O sistema tornou mais simples a interação de contadores com o Fisco, tornando o trabalho mais simples e menos burocrático.

Com a finalidade de eliminar entraves burocráticos para a expansão econômica nacional, foi anunciado em 2007 pelo Governo Federal o SPED (Sistema Público de Escrituração Digital).

Esse sistema visa unificar as escriturações de documentos fiscais e de outras informações de interesse dos fiscos das unidades federadas e da Secretaria da Receita Federal do Brasil, bem como de registros de apuração de impostos referentes às operações e prestações praticadas pelo contribuinte.

Essa transmissão se dá por meio do EFD (Escrituração Fiscal Digital), pode se dizer que é uma transcrição do Sintegra (Sistema Integrado de Informações sobre Operações Interestaduais com Mercadorias e Serviços) adicionado de controle patrimonial geradora de credito de ICMS e movimentação de estoque.
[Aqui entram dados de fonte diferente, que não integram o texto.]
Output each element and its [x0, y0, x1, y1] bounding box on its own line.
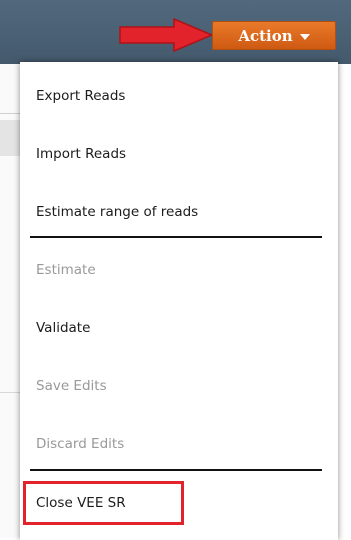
action-dropdown-button[interactable]: Action [212, 21, 336, 50]
caret-down-icon [299, 33, 310, 40]
menu-item-discard-edits: Discard Edits [36, 436, 125, 452]
menu-item-estimate-range-of-reads[interactable]: Estimate range of reads [36, 202, 198, 222]
red-arrow-annotation [119, 18, 214, 52]
menu-divider [30, 236, 322, 238]
background-row [0, 120, 20, 156]
menu-divider [30, 469, 322, 471]
background-divider [0, 113, 20, 114]
menu-item-export-reads[interactable]: Export Reads [36, 86, 125, 106]
action-dropdown-menu: Export Reads Import Reads Estimate range… [20, 62, 338, 540]
action-button-label: Action [238, 26, 293, 45]
menu-item-validate[interactable]: Validate [36, 318, 90, 338]
background-divider [0, 392, 20, 393]
menu-item-estimate: Estimate [36, 262, 96, 278]
menu-item-import-reads[interactable]: Import Reads [36, 144, 126, 164]
highlight-box-annotation [23, 481, 184, 525]
menu-item-save-edits: Save Edits [36, 378, 107, 394]
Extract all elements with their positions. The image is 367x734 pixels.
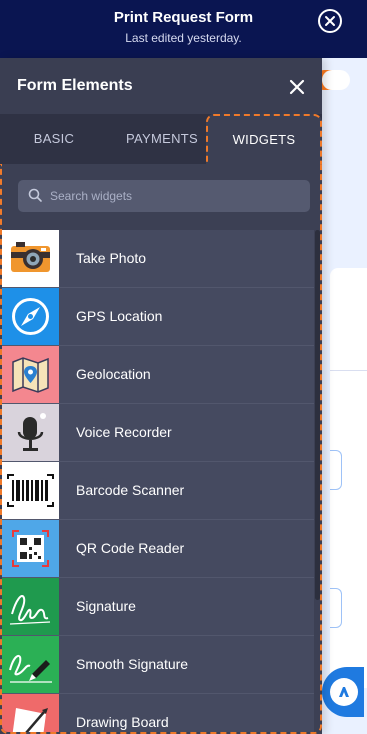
widget-label: Barcode Scanner <box>76 482 185 498</box>
widget-geolocation[interactable]: Geolocation <box>2 346 314 404</box>
camera-icon <box>2 230 59 287</box>
search-input[interactable] <box>50 180 300 212</box>
widget-voice-recorder[interactable]: Voice Recorder <box>2 404 314 462</box>
form-elements-panel: Form Elements BASIC PAYMENTS WIDGETS Sea… <box>0 58 322 734</box>
widget-drawing-board[interactable]: Drawing Board <box>2 694 314 732</box>
barcode-icon <box>2 462 59 519</box>
background-toggle[interactable] <box>322 70 350 90</box>
form-header: Print Request Form Last edited yesterday… <box>0 0 367 58</box>
form-input-field[interactable] <box>330 450 342 490</box>
widget-label: Drawing Board <box>76 714 169 730</box>
widget-barcode-scanner[interactable]: Barcode Scanner <box>2 462 314 520</box>
tab-payments[interactable]: PAYMENTS <box>108 114 216 164</box>
widget-label: Take Photo <box>76 250 147 266</box>
assistant-icon <box>339 687 349 697</box>
form-title: Print Request Form <box>113 9 254 26</box>
widget-label: Voice Recorder <box>76 424 172 440</box>
search-box <box>18 180 310 212</box>
widget-label: GPS Location <box>76 308 163 324</box>
last-edited-text: Last edited yesterday. <box>125 31 242 45</box>
panel-tabs: BASIC PAYMENTS WIDGETS <box>0 114 322 164</box>
compass-icon <box>2 288 59 345</box>
widget-label: QR Code Reader <box>76 540 185 556</box>
search-icon <box>28 188 42 202</box>
close-icon <box>325 16 335 26</box>
assistant-avatar <box>330 678 358 706</box>
close-panel-icon[interactable] <box>289 79 305 95</box>
close-form-button[interactable] <box>318 9 342 33</box>
form-divider <box>330 370 367 371</box>
form-input-field[interactable] <box>330 588 342 628</box>
drawing-board-icon <box>2 694 59 732</box>
tab-widgets[interactable]: WIDGETS <box>206 114 322 164</box>
widget-take-photo[interactable]: Take Photo <box>2 230 314 288</box>
widget-qr-code-reader[interactable]: QR Code Reader <box>2 520 314 578</box>
tab-basic[interactable]: BASIC <box>0 114 108 164</box>
widget-smooth-signature[interactable]: Smooth Signature <box>2 636 314 694</box>
microphone-icon <box>2 404 59 461</box>
widget-label: Smooth Signature <box>76 656 189 672</box>
signature-icon <box>2 578 59 635</box>
widgets-content: Take Photo GPS Location <box>0 164 322 734</box>
map-pin-icon <box>2 346 59 403</box>
widget-label: Signature <box>76 598 136 614</box>
widget-signature[interactable]: Signature <box>2 578 314 636</box>
qr-code-icon <box>2 520 59 577</box>
widget-list-scrollbar[interactable] <box>314 230 320 732</box>
widget-label: Geolocation <box>76 366 151 382</box>
scrollbar-thumb[interactable] <box>315 230 320 600</box>
assistant-button[interactable] <box>322 667 364 717</box>
pen-signature-icon <box>2 636 59 693</box>
widget-gps-location[interactable]: GPS Location <box>2 288 314 346</box>
panel-title: Form Elements <box>17 77 133 94</box>
panel-header: Form Elements <box>0 58 322 114</box>
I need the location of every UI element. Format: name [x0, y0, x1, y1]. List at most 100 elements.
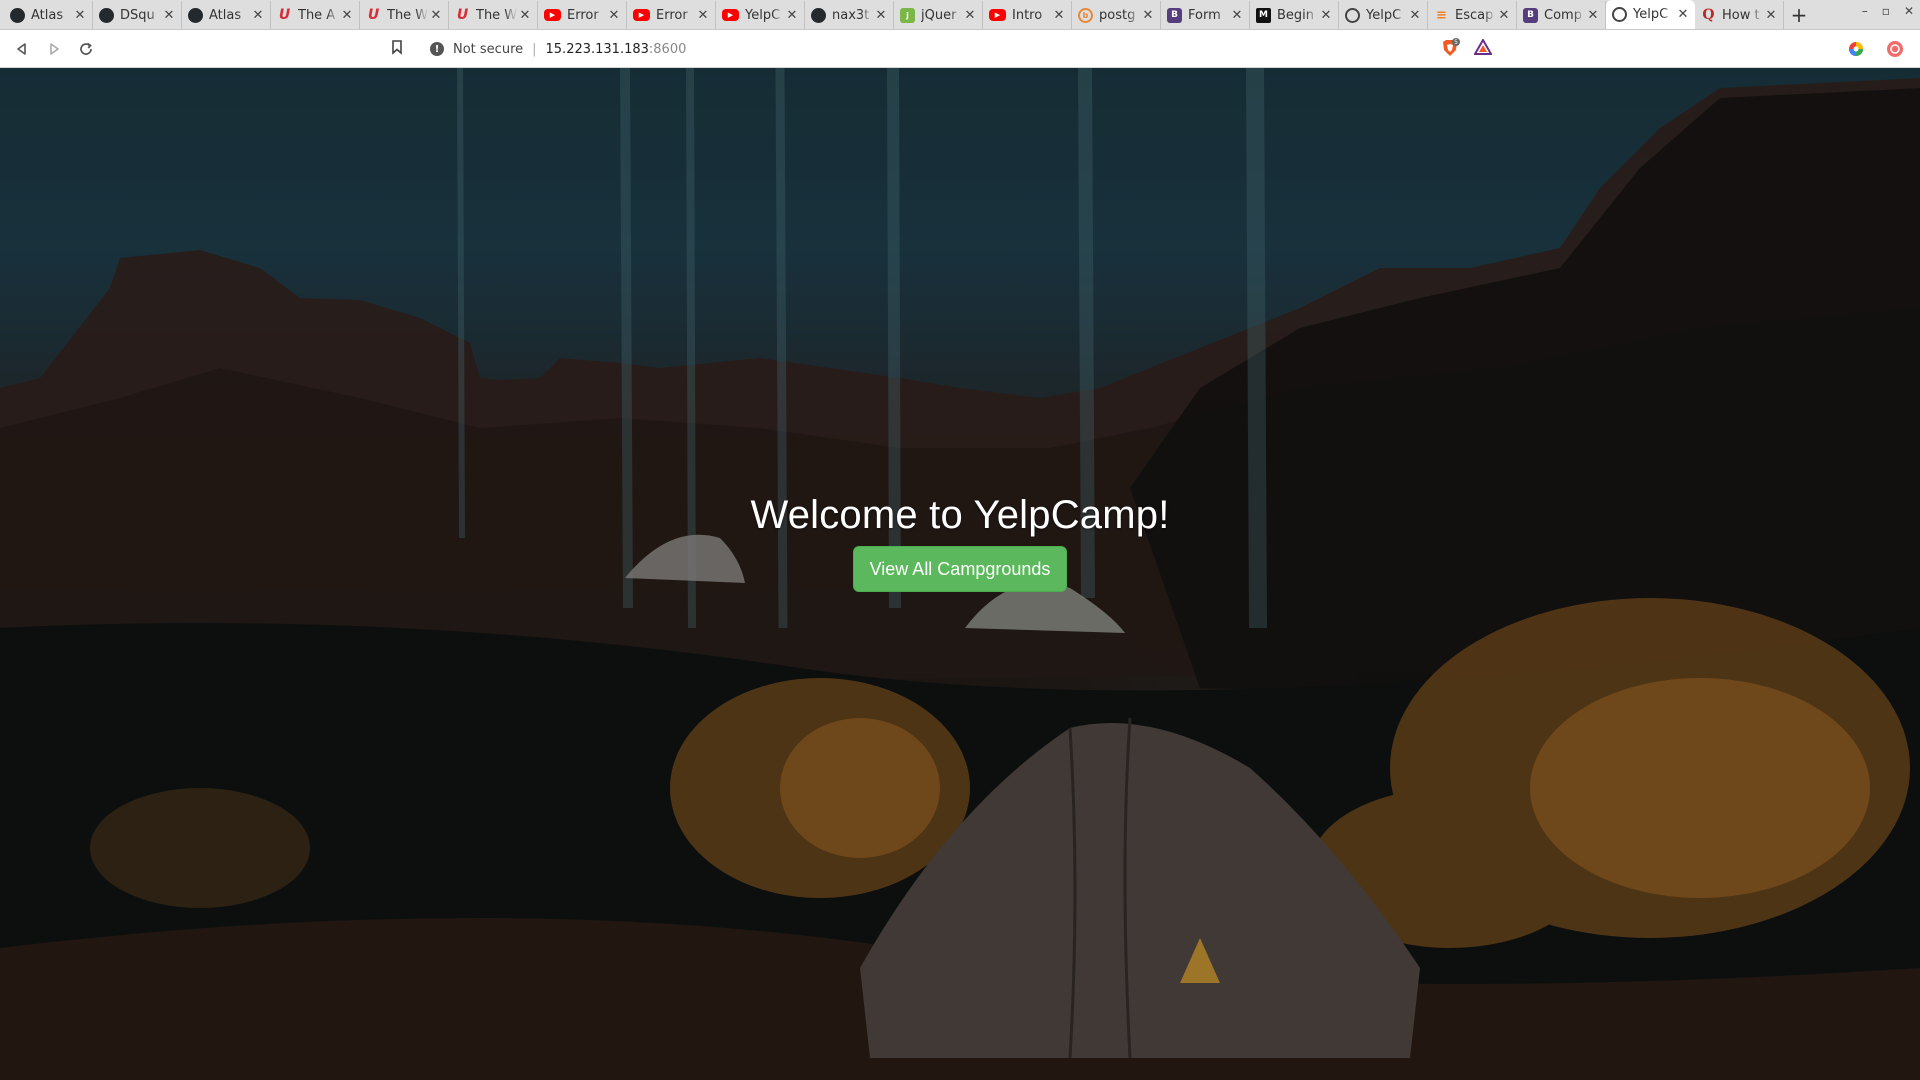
close-tab-icon[interactable]: ✕ [519, 8, 531, 23]
address-bar[interactable]: ! Not secure | 15.223.131.183:8600 [420, 34, 1500, 64]
brave-rewards-button[interactable] [1473, 37, 1493, 59]
close-tab-icon[interactable]: ✕ [1320, 8, 1332, 23]
tab-strip: Atlas ✕ DSqu ✕ Atlas ✕ U The A ✕ U The W ✕ U The W ✕ ▶ E… [0, 0, 1920, 30]
tab[interactable]: B Form ✕ [1161, 1, 1250, 29]
tab[interactable]: M Begin ✕ [1250, 1, 1339, 29]
udemy-icon: U [456, 7, 469, 23]
globe-icon [1612, 7, 1627, 22]
security-label: Not secure [453, 41, 524, 57]
tab[interactable]: b postg ✕ [1072, 1, 1161, 29]
url-host: 15.223.131.183 [545, 41, 649, 57]
youtube-icon: ▶ [989, 9, 1006, 21]
tab-title: jQuer [921, 7, 957, 23]
brave-rewards-icon [1473, 37, 1493, 55]
window-controls: – ▫ ✕ [1862, 4, 1914, 18]
brave-shields-button[interactable]: 5 [1440, 38, 1460, 62]
close-tab-icon[interactable]: ✕ [1677, 7, 1689, 22]
tab-active[interactable]: YelpC ✕ [1606, 0, 1695, 29]
tab-title: Comp [1544, 7, 1582, 23]
tab-title: Error [656, 7, 688, 23]
back-button[interactable] [6, 33, 38, 65]
close-tab-icon[interactable]: ✕ [697, 8, 709, 23]
tab-title: YelpC [1633, 7, 1669, 22]
tab-title: postg [1099, 7, 1136, 23]
tab[interactable]: ▶ Error ✕ [627, 1, 716, 29]
github-icon [811, 7, 826, 23]
bootstrap-icon: B [1523, 7, 1538, 23]
tab-title: The W [387, 7, 428, 23]
tab[interactable]: U The W ✕ [449, 1, 538, 29]
welcome-heading: Welcome to YelpCamp! [750, 493, 1170, 537]
close-tab-icon[interactable]: ✕ [252, 8, 264, 23]
close-tab-icon[interactable]: ✕ [964, 8, 976, 23]
github-icon [188, 7, 203, 23]
landing-page: Welcome to YelpCamp! View All Campground… [0, 68, 1920, 1080]
tab-title: DSqu [120, 7, 155, 23]
info-icon[interactable]: ! [430, 42, 444, 56]
reload-button[interactable] [70, 33, 102, 65]
tab-title: Form [1188, 7, 1221, 23]
minimize-icon[interactable]: – [1862, 4, 1868, 18]
tab-title: Intro [1012, 7, 1043, 23]
shield-count: 5 [1454, 39, 1458, 46]
tab[interactable]: U The W ✕ [360, 1, 449, 29]
close-tab-icon[interactable]: ✕ [1587, 8, 1599, 23]
close-tab-icon[interactable]: ✕ [1231, 8, 1243, 23]
new-tab-button[interactable]: + [1784, 1, 1814, 29]
close-tab-icon[interactable]: ✕ [163, 8, 175, 23]
tab[interactable]: YelpC ✕ [1339, 1, 1428, 29]
youtube-icon: ▶ [722, 9, 739, 21]
tab-title: The W [476, 7, 517, 23]
tab[interactable]: ▶ YelpC ✕ [716, 1, 805, 29]
extension-button[interactable] [1848, 41, 1864, 61]
github-icon [99, 7, 114, 23]
github-icon [10, 7, 25, 23]
tab[interactable]: Atlas ✕ [4, 1, 93, 29]
hero-section: Welcome to YelpCamp! View All Campground… [0, 68, 1920, 1080]
tab[interactable]: U The A ✕ [271, 1, 360, 29]
tab-title: Escap [1455, 7, 1494, 23]
close-tab-icon[interactable]: ✕ [341, 8, 353, 23]
close-tab-icon[interactable]: ✕ [1053, 8, 1065, 23]
stackoverflow-icon: ≡ [1436, 7, 1447, 23]
tab[interactable]: ≡ Escap ✕ [1428, 1, 1517, 29]
udemy-icon: U [278, 7, 291, 23]
close-tab-icon[interactable]: ✕ [875, 8, 887, 23]
tab[interactable]: j jQuer ✕ [894, 1, 983, 29]
close-tab-icon[interactable]: ✕ [786, 8, 798, 23]
globe-icon [1345, 7, 1360, 23]
close-tab-icon[interactable]: ✕ [1142, 8, 1154, 23]
brave-shield-icon: 5 [1443, 38, 1460, 56]
vpn-icon [1887, 41, 1903, 57]
bookmark-button[interactable] [390, 39, 404, 59]
tab[interactable]: ▶ Intro ✕ [983, 1, 1072, 29]
tab-title: Atlas [209, 7, 242, 23]
tab-title: How t [1722, 7, 1760, 23]
tab[interactable]: Atlas ✕ [182, 1, 271, 29]
browser-toolbar: ! Not secure | 15.223.131.183:8600 5 [0, 30, 1920, 68]
tab-title: Atlas [31, 7, 64, 23]
tab-title: The A [298, 7, 336, 23]
profile-button[interactable] [1886, 40, 1904, 62]
tab[interactable]: Q How t ✕ [1695, 1, 1784, 29]
tab[interactable]: B Comp ✕ [1517, 1, 1606, 29]
close-tab-icon[interactable]: ✕ [608, 8, 620, 23]
back-arrow-icon [17, 42, 26, 55]
close-window-icon[interactable]: ✕ [1904, 4, 1914, 18]
close-tab-icon[interactable]: ✕ [430, 8, 442, 23]
tab[interactable]: ▶ Error ✕ [538, 1, 627, 29]
bootstrap-icon: B [1167, 7, 1182, 23]
forward-arrow-icon [50, 42, 59, 55]
close-tab-icon[interactable]: ✕ [74, 8, 86, 23]
reload-icon [80, 42, 92, 55]
tab[interactable]: DSqu ✕ [93, 1, 182, 29]
close-tab-icon[interactable]: ✕ [1409, 8, 1421, 23]
restore-icon[interactable]: ▫ [1882, 4, 1890, 18]
close-tab-icon[interactable]: ✕ [1498, 8, 1510, 23]
forward-button[interactable] [38, 33, 70, 65]
close-tab-icon[interactable]: ✕ [1765, 8, 1777, 23]
tab[interactable]: nax3t ✕ [805, 1, 894, 29]
medium-icon: M [1256, 7, 1271, 23]
tab-title: YelpC [1366, 7, 1402, 23]
view-all-campgrounds-button[interactable]: View All Campgrounds [852, 546, 1068, 592]
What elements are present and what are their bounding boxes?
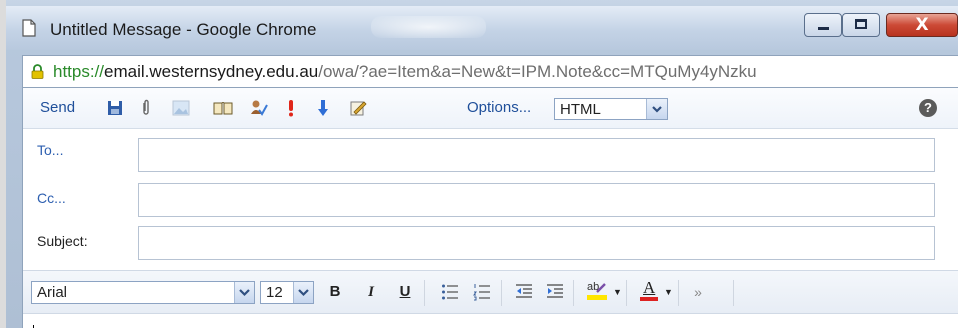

É importante informar que esse processo iniciou-se a partir da nota fiscal eletrônica, e somente depois se tornou obrigatória a utilização do SPED Fiscal, conforme padrões estabelecidos por cada estado para filtrar as empresas obrigadas.

Antes da escrituração digital, para manter sua regularidade fiscal a empresa deveria manter guardado, bem como autenticar livros fiscais para apresentação ao Fisco, dos quais podemos elencar:

  • Registro de entradas
  • Registro de saídas
  • Apuração de ICMS
  • Apuração de IPI
  • Registro de Inventário
  • Livro Controle de créditos de ICMS do ativo permanente - CIAP
  • Registro de controle de combustíveis

Apesar da não obrigatoriedade na transmissão desses livros, era necessário seguir o Convênio SINIEF 6/89, que dispunha que eles fossem guardados e controlados pela empresa e autenticar em órgão competente delegado pelo SEFAZ.

Com a implementação do SPED, é possível citar duas alterações principais. Primeiro as empresas que migraram do Sintegra para o SPED e consequentemente deixaram de utilizar dois programas públicos: o Validador Sintegra, para validação do arquivo TXT e o TED para transmissão do arquivo Sintegra, que foi convertido para um único programa - o Validador EFD - que faz a validação dos arquivos, transição e se for o caso a edição do mesmo.

Quanto à transmissão do Sintegra, este era feito mediante senha do contribuinte e a partir do SPED o arquivo passou a ser transmitido via assinatura do certificado digital.

Diante das mudanças, a principal preocupação dos contadores foi o grau de amarração das informações e a nova parametrização do sistema, visto que o SPED é dividido por blocos com funções especificas.

Esses novos procedimentos aumentaram o grau de exigência para validação dos arquivos. Por exemplo, o SPED exige uma parametrização bem amarrada das informações, logo os escritórios de contabilidade tiveram muitas dificuldades com essas alterações, tendo em vista que, em regra geral, o software do escritório não interage com o Sistema ERP dos seus clientes.

Outrossim, ainda há críticas sobre o sistema, como no processo de validação do SPED, que não é consistido no cadastro de produtos se possui NCM valida, ou seja, isso pode gerar diversas entraves para os profissionais fiscais.

Mesmo assim, numa visão geral, o sistema tornou mais simples a interação de contadores com o Fisco, tornando o trabalho mais simples e menos burocrático.